Saturday, November 17, 2007

Final approaches

Some of us were talking about landings today, and one pilot mentioned something that I had just thought about a few days ago. I had been working with the polar (L/D curve) for the Grob 103, calculating appropriate speeds for flying it through sink, when this occurred to me. Each glider has a "normal" approach speed (assuming no wind). For the Blanik L13, it's 50 knots, for the Grob 103, it's 55. Each glider also has a "best L/D" speed (best glide speed). For the Blanik, it's 46 kts, for the Grob it's 60. So what?

  • For the Blanik, the approach speed is faster than best L/D. If you pick up speed on final, your drag INcreases and you will sink faster, but then after the flare you will float farther in ground effect. If you slow down on final (down as far as best L/D), your drag DEcreases and you will glide farther until the flare.
  • For the Grob, the approach speed is slower than best L/D. If you pick up speed on final (up as far as best L/D), your drag DEcreases and you will glide farther, and then after the flare you will float farther in ground effect. If you slow down on final, your drag INncreases and you will sink faster until the flare.

If this is not clear to you, get out the polar for your glider(s) and see where the "normal" approach speed lies in relation to the best L/D speed. If you are not clear on how the Angle of Attack affects the sink rate in a glide, read the excellent discussions in the book Stick and Rudder. It may seem counterintuitive, but in some aircraft (such as the Grob), pointing your nose down (up to best L/D speed) will make you land farther down the field. If you want to get down faster (ignoring the spoilers), pointing your nose up will cause the glider to "mush" and sink faster.

I'm not yet sure what to do with this information. The airbrakes surely have more effect on the sink rate than the speed does, and we try to keep the airspeed dead-on the recommended value (plus a wind adjustment). It does tell me that it's doubly important to not let a glider such as the Grob gain more speed on final, because both the glide and the float will be longer.

Two things:
  1. I'm not an instructor. Please make sure to discuss this topic with your CFI-G! I'm interested in readers' (especially instructors') comments on this.
  2. I can't say enough about Stick and Rudder. Although it was written for power planes a long time ago, it is still a tremendous resource for learning about how an aircraft really works in the air. It is non-technical - no formulas, charts, or math, but you can tell that the author knows the technical background and he does an excellent job of explaining things in plain English. It really explains why so many things are counterintuitive in flying - and why it is so important to learn those "backward" concepts thoroughly, to overcome our instincts and ground-sense. Get yourself a copy and read it carefully. Then read it again!


smithcorp said...

Hi Roger - you're a thoughtful sailplane pilot, and your blog has been a bit of an inspiration to me as I start my training.

I got through my solo in a week program in Taupo NZ, going solo in a PW-6 on Sunday after 7 hours of flying time. I managed to do three safe solos in a row and qualified for my A Certificate.

Now I'm back home in Oz, I'll be driving down to my local club to get signed up to make my way towards the B.
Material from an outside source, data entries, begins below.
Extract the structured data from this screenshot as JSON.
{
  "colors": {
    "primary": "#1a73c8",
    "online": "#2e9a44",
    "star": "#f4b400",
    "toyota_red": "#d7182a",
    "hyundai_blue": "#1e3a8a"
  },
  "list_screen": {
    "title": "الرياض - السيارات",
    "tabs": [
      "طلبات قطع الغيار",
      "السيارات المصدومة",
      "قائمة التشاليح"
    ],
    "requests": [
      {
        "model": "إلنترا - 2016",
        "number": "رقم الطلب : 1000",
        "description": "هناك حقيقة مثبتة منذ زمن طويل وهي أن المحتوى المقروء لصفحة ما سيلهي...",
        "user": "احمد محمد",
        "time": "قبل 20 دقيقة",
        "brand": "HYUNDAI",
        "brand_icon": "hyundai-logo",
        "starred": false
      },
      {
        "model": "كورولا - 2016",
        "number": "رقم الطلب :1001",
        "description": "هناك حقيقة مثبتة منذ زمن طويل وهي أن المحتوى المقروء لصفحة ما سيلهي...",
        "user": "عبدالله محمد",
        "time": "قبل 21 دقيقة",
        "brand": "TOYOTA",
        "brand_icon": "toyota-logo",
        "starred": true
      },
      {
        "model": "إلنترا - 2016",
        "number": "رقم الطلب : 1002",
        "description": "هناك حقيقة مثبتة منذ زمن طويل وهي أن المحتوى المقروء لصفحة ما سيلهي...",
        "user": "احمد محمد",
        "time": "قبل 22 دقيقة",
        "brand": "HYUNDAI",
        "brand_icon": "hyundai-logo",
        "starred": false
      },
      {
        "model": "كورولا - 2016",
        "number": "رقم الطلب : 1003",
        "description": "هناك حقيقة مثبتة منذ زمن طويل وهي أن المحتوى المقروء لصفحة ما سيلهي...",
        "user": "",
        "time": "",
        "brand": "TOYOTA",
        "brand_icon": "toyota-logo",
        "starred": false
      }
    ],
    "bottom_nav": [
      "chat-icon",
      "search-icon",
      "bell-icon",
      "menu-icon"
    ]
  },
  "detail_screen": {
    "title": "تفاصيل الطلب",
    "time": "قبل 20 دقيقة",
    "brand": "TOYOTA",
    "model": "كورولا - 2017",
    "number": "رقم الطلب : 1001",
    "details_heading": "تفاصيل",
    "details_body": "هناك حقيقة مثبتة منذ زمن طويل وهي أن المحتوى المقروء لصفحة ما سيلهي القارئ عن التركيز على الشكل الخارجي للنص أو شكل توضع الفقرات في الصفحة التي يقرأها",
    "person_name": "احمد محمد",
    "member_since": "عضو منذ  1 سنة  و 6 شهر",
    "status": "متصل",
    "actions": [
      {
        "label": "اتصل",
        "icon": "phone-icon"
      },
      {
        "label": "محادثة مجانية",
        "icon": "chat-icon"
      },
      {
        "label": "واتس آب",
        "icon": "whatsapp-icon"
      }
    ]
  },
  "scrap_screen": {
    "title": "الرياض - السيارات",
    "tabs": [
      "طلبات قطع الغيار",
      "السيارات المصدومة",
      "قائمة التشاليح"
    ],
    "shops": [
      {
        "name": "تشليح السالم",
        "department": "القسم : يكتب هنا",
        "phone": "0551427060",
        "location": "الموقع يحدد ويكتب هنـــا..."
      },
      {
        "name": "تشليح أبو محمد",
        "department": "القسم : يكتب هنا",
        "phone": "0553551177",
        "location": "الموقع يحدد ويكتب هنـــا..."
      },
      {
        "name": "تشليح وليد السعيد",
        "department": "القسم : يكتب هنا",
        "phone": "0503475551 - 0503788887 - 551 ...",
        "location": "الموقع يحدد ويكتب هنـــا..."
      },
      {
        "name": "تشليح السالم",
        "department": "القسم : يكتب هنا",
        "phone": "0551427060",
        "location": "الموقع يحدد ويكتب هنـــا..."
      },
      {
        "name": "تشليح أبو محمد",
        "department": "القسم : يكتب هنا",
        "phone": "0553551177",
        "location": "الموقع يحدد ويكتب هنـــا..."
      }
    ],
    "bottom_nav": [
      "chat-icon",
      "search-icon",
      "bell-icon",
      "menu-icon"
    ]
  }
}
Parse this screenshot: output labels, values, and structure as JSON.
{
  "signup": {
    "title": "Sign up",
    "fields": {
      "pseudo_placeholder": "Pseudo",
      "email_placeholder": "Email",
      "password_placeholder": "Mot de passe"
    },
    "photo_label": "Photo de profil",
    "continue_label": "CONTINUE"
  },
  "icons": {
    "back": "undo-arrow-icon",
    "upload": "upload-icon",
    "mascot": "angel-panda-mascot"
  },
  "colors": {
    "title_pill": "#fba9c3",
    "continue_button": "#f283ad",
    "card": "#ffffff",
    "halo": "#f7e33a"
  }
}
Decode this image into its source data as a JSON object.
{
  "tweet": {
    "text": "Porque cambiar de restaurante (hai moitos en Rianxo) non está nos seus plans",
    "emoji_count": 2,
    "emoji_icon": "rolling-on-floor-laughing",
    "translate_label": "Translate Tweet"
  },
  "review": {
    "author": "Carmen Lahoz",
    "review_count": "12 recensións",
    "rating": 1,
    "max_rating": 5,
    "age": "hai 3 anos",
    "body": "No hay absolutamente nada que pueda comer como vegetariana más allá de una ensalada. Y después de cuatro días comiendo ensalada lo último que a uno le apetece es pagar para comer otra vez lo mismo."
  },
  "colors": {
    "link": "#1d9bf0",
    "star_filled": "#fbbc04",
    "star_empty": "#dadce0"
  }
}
Interesting to read your thoughts on best glide speed versus approach speed. I struggled mightily with final approach (my problem was judging rate of descent and my error was taking my eyes off the aim point and looking nervously at the boundary fence to check how quickly I was descending. I'd then end up with the nose down, the speed creeping up and messing up the landing) and it took me a day and a half to get sorted out.



Roger said...

Congratulations on your solo!! It's really a thrill to realize that you are now qualified (and trusted by at least one CFI) to take an aircraft up and bring it safely back down again. And isn't it the good soaring season for you now? So you can go have some fun!

After my first solos I don't think my feet really touched the ground for several days. But then the next week, the CFI on duty was a different one than soloed me. He insisted on flying with me before he would let me go up by myself. That kind of popped my balloon. But it also made it clear that training isn't over at that point. I think I flew with an instructor for one out of every 8 flights over the next few months... then a lot more when I got ready for my practical test.